No one accused the late Prince Henry, Duke of Gloucester, of being an interesting figure. Short of something to say to an Egyptian woman with whom he was dancing in a Cairo nightclub, he is supposed to have asked, ‘Ever been to Tidworth?’ But I find the catalogue of his property to be sold at Christie’s at the end of the month fascinating. It gives an insight into the world of pre-war British royalty with its mixture of public duty and heavy luxury. Here is a hideous silver-gilt beaker from the Kaiser for Prince Henry’s christening, there a Victorian silver vesta case enamelled as a white calling card saying ‘Albert of Schleswig-Holstein’. You can buy the Emperor Haile Selassie’s Belgian cigarette case, Queen Mary’s painted bed-tray or five of the Duke’s sporrans. A single lot of books includes The National Stud by George Fothergill, Australian Chivalry by J.L. Treloar, My Horse Warrior by Lord Mottistone and The Holy Koran, presented by the Ahmadiyya Muslim Community of Nairobi.
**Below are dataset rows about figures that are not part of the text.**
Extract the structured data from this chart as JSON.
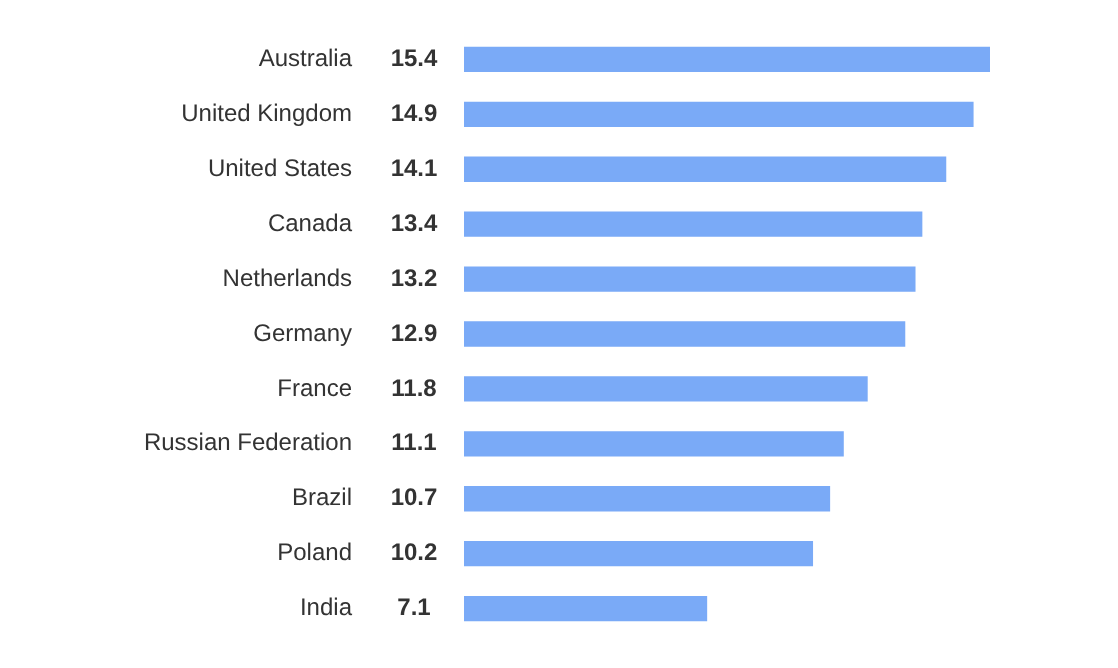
{
  "chart_data": {
    "type": "bar",
    "orientation": "horizontal",
    "categories": [
      "Australia",
      "United Kingdom",
      "United States",
      "Canada",
      "Netherlands",
      "Germany",
      "France",
      "Russian Federation",
      "Brazil",
      "Poland",
      "India"
    ],
    "values": [
      15.4,
      14.9,
      14.1,
      13.4,
      13.2,
      12.9,
      11.8,
      11.1,
      10.7,
      10.2,
      7.1
    ],
    "color": "#7aaaf7",
    "xlim": [
      0,
      15.4
    ],
    "data_labels": true
  }
}
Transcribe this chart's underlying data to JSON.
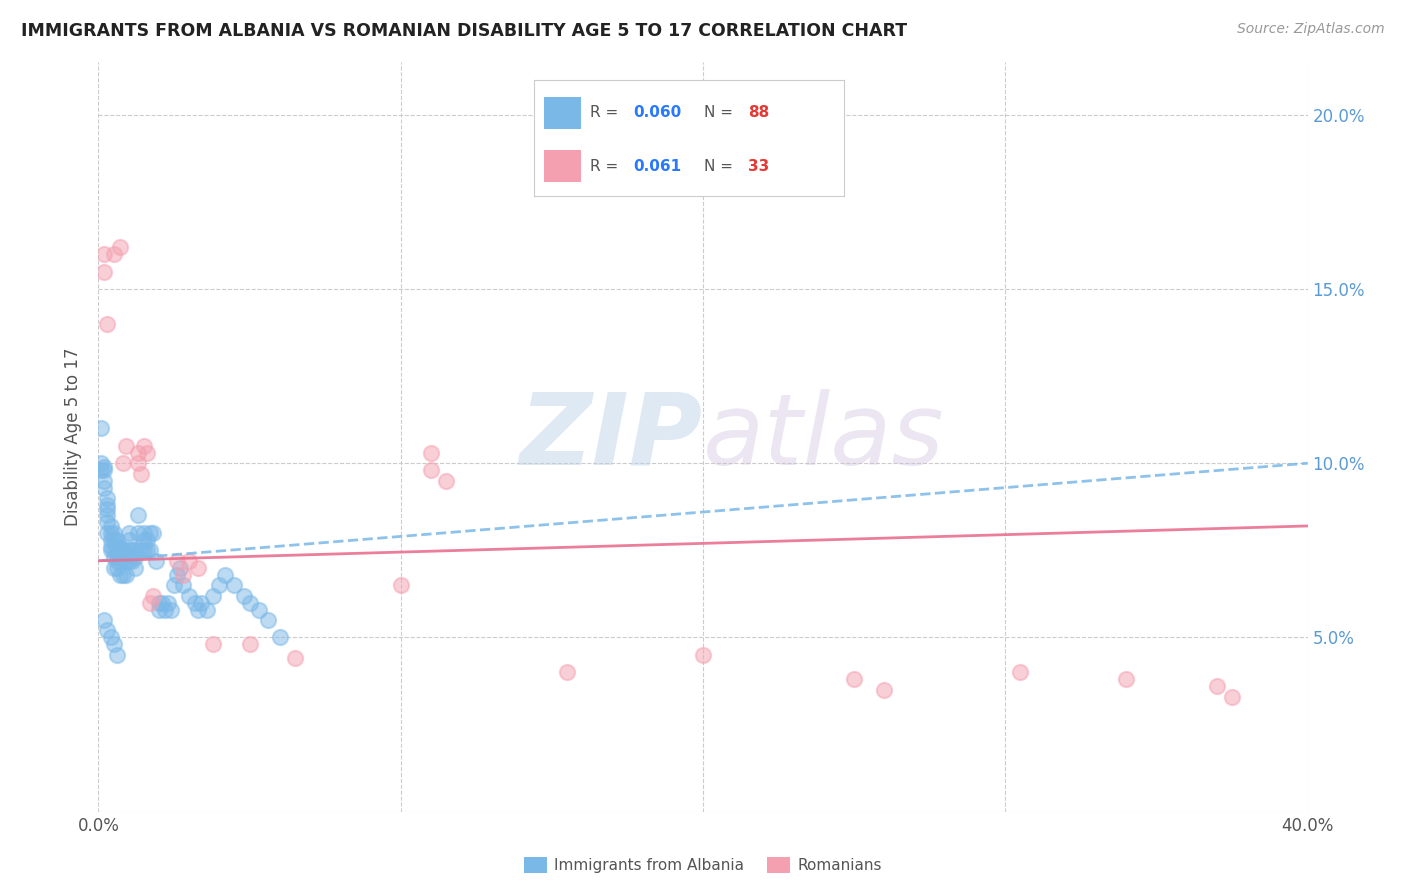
{
  "title": "IMMIGRANTS FROM ALBANIA VS ROMANIAN DISABILITY AGE 5 TO 17 CORRELATION CHART",
  "source": "Source: ZipAtlas.com",
  "ylabel": "Disability Age 5 to 17",
  "xlim": [
    0.0,
    0.4
  ],
  "ylim": [
    0.0,
    0.215
  ],
  "xticks": [
    0.0,
    0.1,
    0.2,
    0.3,
    0.4
  ],
  "yticks": [
    0.0,
    0.05,
    0.1,
    0.15,
    0.2
  ],
  "albania_color": "#7ab8e8",
  "romanian_color": "#f4a0b0",
  "legend_R_albania": "0.060",
  "legend_N_albania": "88",
  "legend_R_romanian": "0.061",
  "legend_N_romanian": "33",
  "albania_x": [
    0.001,
    0.001,
    0.001,
    0.002,
    0.002,
    0.002,
    0.002,
    0.003,
    0.003,
    0.003,
    0.003,
    0.003,
    0.003,
    0.004,
    0.004,
    0.004,
    0.004,
    0.004,
    0.005,
    0.005,
    0.005,
    0.005,
    0.005,
    0.006,
    0.006,
    0.006,
    0.006,
    0.006,
    0.007,
    0.007,
    0.007,
    0.007,
    0.008,
    0.008,
    0.008,
    0.009,
    0.009,
    0.009,
    0.01,
    0.01,
    0.01,
    0.01,
    0.011,
    0.011,
    0.012,
    0.012,
    0.012,
    0.013,
    0.013,
    0.014,
    0.015,
    0.015,
    0.015,
    0.016,
    0.016,
    0.017,
    0.017,
    0.018,
    0.019,
    0.02,
    0.02,
    0.021,
    0.022,
    0.023,
    0.024,
    0.025,
    0.026,
    0.027,
    0.028,
    0.03,
    0.032,
    0.033,
    0.034,
    0.036,
    0.038,
    0.04,
    0.042,
    0.045,
    0.048,
    0.05,
    0.053,
    0.056,
    0.06,
    0.002,
    0.003,
    0.004,
    0.005,
    0.006
  ],
  "albania_y": [
    0.11,
    0.1,
    0.098,
    0.099,
    0.098,
    0.095,
    0.093,
    0.09,
    0.088,
    0.087,
    0.085,
    0.083,
    0.08,
    0.082,
    0.08,
    0.078,
    0.076,
    0.075,
    0.08,
    0.078,
    0.075,
    0.073,
    0.07,
    0.078,
    0.076,
    0.074,
    0.072,
    0.07,
    0.076,
    0.074,
    0.072,
    0.068,
    0.075,
    0.073,
    0.068,
    0.074,
    0.072,
    0.068,
    0.08,
    0.078,
    0.075,
    0.072,
    0.075,
    0.072,
    0.075,
    0.073,
    0.07,
    0.085,
    0.08,
    0.075,
    0.08,
    0.078,
    0.075,
    0.078,
    0.075,
    0.08,
    0.075,
    0.08,
    0.072,
    0.06,
    0.058,
    0.06,
    0.058,
    0.06,
    0.058,
    0.065,
    0.068,
    0.07,
    0.065,
    0.062,
    0.06,
    0.058,
    0.06,
    0.058,
    0.062,
    0.065,
    0.068,
    0.065,
    0.062,
    0.06,
    0.058,
    0.055,
    0.05,
    0.055,
    0.052,
    0.05,
    0.048,
    0.045
  ],
  "romanian_x": [
    0.002,
    0.002,
    0.003,
    0.005,
    0.007,
    0.008,
    0.009,
    0.013,
    0.013,
    0.014,
    0.015,
    0.016,
    0.017,
    0.018,
    0.026,
    0.028,
    0.03,
    0.033,
    0.038,
    0.05,
    0.065,
    0.1,
    0.11,
    0.11,
    0.115,
    0.155,
    0.2,
    0.25,
    0.26,
    0.305,
    0.34,
    0.37,
    0.375
  ],
  "romanian_y": [
    0.16,
    0.155,
    0.14,
    0.16,
    0.162,
    0.1,
    0.105,
    0.103,
    0.1,
    0.097,
    0.105,
    0.103,
    0.06,
    0.062,
    0.072,
    0.068,
    0.072,
    0.07,
    0.048,
    0.048,
    0.044,
    0.065,
    0.103,
    0.098,
    0.095,
    0.04,
    0.045,
    0.038,
    0.035,
    0.04,
    0.038,
    0.036,
    0.033
  ],
  "albania_trend_x": [
    0.0,
    0.4
  ],
  "albania_trend_y": [
    0.072,
    0.1
  ],
  "romanian_trend_x": [
    0.0,
    0.4
  ],
  "romanian_trend_y": [
    0.072,
    0.082
  ],
  "watermark_zip": "ZIP",
  "watermark_atlas": "atlas",
  "background_color": "#ffffff",
  "grid_color": "#cccccc",
  "title_color": "#222222",
  "axis_label_color": "#555555",
  "right_tick_color": "#5b9bd5",
  "legend_color_R_label": "#555555",
  "legend_color_R_val": "#2979FF",
  "legend_color_N_label": "#555555",
  "legend_color_N_val": "#e53935"
}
And, yes, on the occasion of his marriage, Prince Henry received a silver inkwell from the Tidworth branch of the British Legion (estimate £100–200, proceeds to Clubs for Young People and the Army Benevolent Fund).

The government seems to be wasting almost as much time trying to ban smoking in public as it did on hunting. As with the latter, problems of enforcement do not seem to deter them. Here is a passage from Psmith, Journalist by P.G. Wodehouse, published in 1915. The scene is a boxing match in a criminal part of New York. A ‘burly gentleman in shirt sleeves’ enters the ring, introduces the contestants and says: ‘Gentlemen will kindly stop smokin’.’ Wodehouse continues, ‘The audience did nothing of the sort. Possibly they did not apply the description to themselves.’ Hugo Chavez, the President of Venezuela, is fast becoming the mainland’s Fidel Castro, and is lionised for his anti-Americanism. Tom Gross’s admirable Middle East dispatches on the internet picked up Chavez’s Christmas message. The newspapers did not report it, I think. ‘The descendants of the crucified Christ,’ said Chavez, ‘have taken ownership of the riches of the world, a minority has taken ownership of the gold of the world, the silver, the minerals, the water, the good lands, petrol.... ’ It is interesting how anti-Semitism is creeping back to respectability on the Left. Ten years ago, the idea of Holocaust Memorial Day was the politically correct thing to support. Now the Left edges away from it, mainly because Muslims don’t like it. The new President of Iran says that the Holocaust never happened, as he plans a second one with his nuclear programme.

De mortuis nil nisi bonum, so this column will contain nothing about the death of Lord Stratford, better known as Tony Banks.